Before shopping for a pre-owned vehicle, make sure to consult the used car section on Kelley Blue Book. The better informed you are about prices and options, the more likely you will be to strike a good deal on a used vehicle when you hit the dealerships.

Options for When You Need a Vehicle

One of the biggest fears for families downsizing to a single vehicle is that they could be stuck in a pinch—that their one and only automobile will break down or will be miles away when someone desperately needs the vehicle. Fortunately, there are a number of options available for those days when you just have to have an extra set of wheels.

  • mytaxi: With mytaxi, you no longer have to stand on a corner and hope to hail a cab.

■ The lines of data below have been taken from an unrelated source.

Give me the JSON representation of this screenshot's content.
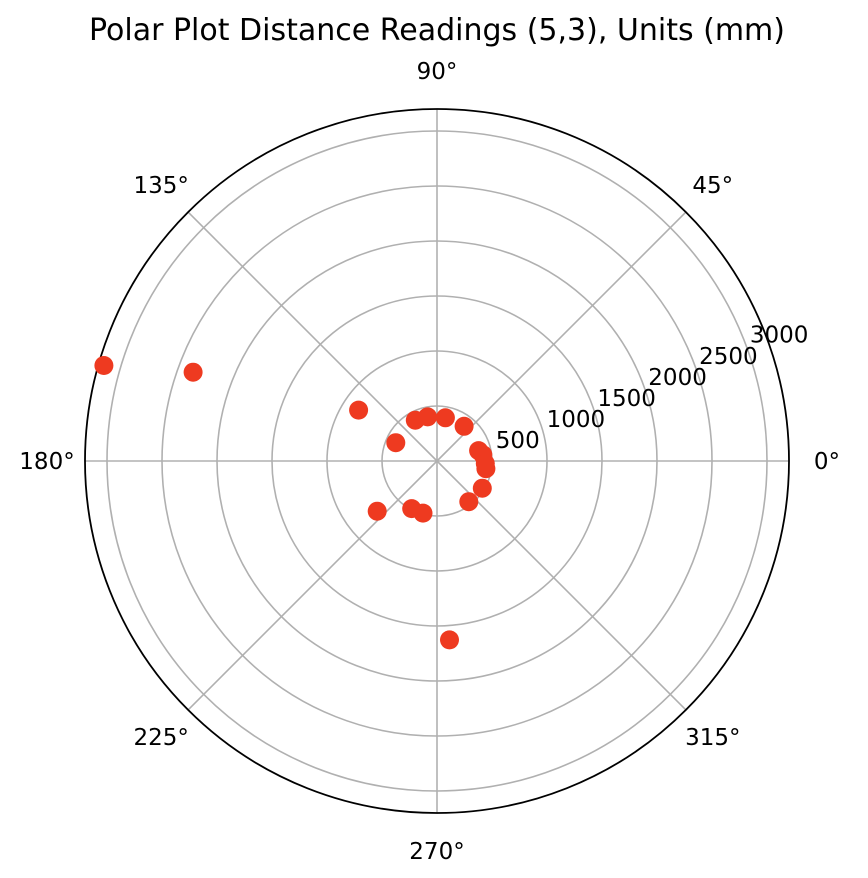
{
  "chart_data": {
    "type": "scatter",
    "projection": "polar",
    "title": "Polar Plot Distance Readings (5,3), Units (mm)",
    "angle_unit": "degrees",
    "angle_ticks": [
      "0°",
      "45°",
      "90°",
      "135°",
      "180°",
      "225°",
      "270°",
      "315°"
    ],
    "angle_tick_values": [
      0,
      45,
      90,
      135,
      180,
      225,
      270,
      315
    ],
    "radial_ticks": [
      "500",
      "1000",
      "1500",
      "2000",
      "2500",
      "3000"
    ],
    "radial_tick_values": [
      500,
      1000,
      1500,
      2000,
      2500,
      3000
    ],
    "rlim": [
      0,
      3200
    ],
    "grid": true,
    "marker_color": "#ee3a20",
    "points": [
      {
        "theta": 52,
        "r": 400
      },
      {
        "theta": 14,
        "r": 390
      },
      {
        "theta": 8,
        "r": 420
      },
      {
        "theta": -9,
        "r": 450
      },
      {
        "theta": -3,
        "r": 440
      },
      {
        "theta": -31,
        "r": 480
      },
      {
        "theta": -52,
        "r": 470
      },
      {
        "theta": -86,
        "r": 1630
      },
      {
        "theta": -105,
        "r": 490
      },
      {
        "theta": -118,
        "r": 490
      },
      {
        "theta": -140,
        "r": 710
      },
      {
        "theta": 160,
        "r": 2360
      },
      {
        "theta": 164,
        "r": 3150
      },
      {
        "theta": 147,
        "r": 850
      },
      {
        "theta": 156,
        "r": 410
      },
      {
        "theta": 118,
        "r": 420
      },
      {
        "theta": 102,
        "r": 410
      },
      {
        "theta": 79,
        "r": 400
      }
    ]
  }
}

This app allows you to call and pay for a cab via your smartphone and is currently available in a number of cities in the United States.
  • Uber: This app is similar to mytaxi, except that it also can connect you with luxury town cars and economy vehicles as well as cabs. Uber service is currently available in many large cities in the United States.
  • Bikeshare: Maybe you don’t really need a car, but just a set of wheels to get you from one part of the city to another. For those times, Bikeshare may be the answer. Bikeshare is currently available in a few large cities in the United States but its popularity is growing. With Bikeshare, you can rent a bike from one station and then return it to another one near your final destination.
  • Zipcar: Members of this popular and convenient program can rent a vehicle by the hour or by the day. All you have to do is sign up and, if approved, you will then receive a little card that will allow you to unlock reserved Zipcars located near you. Once you are done using a Zipcar, you just return it to the parking space where you picked it up from.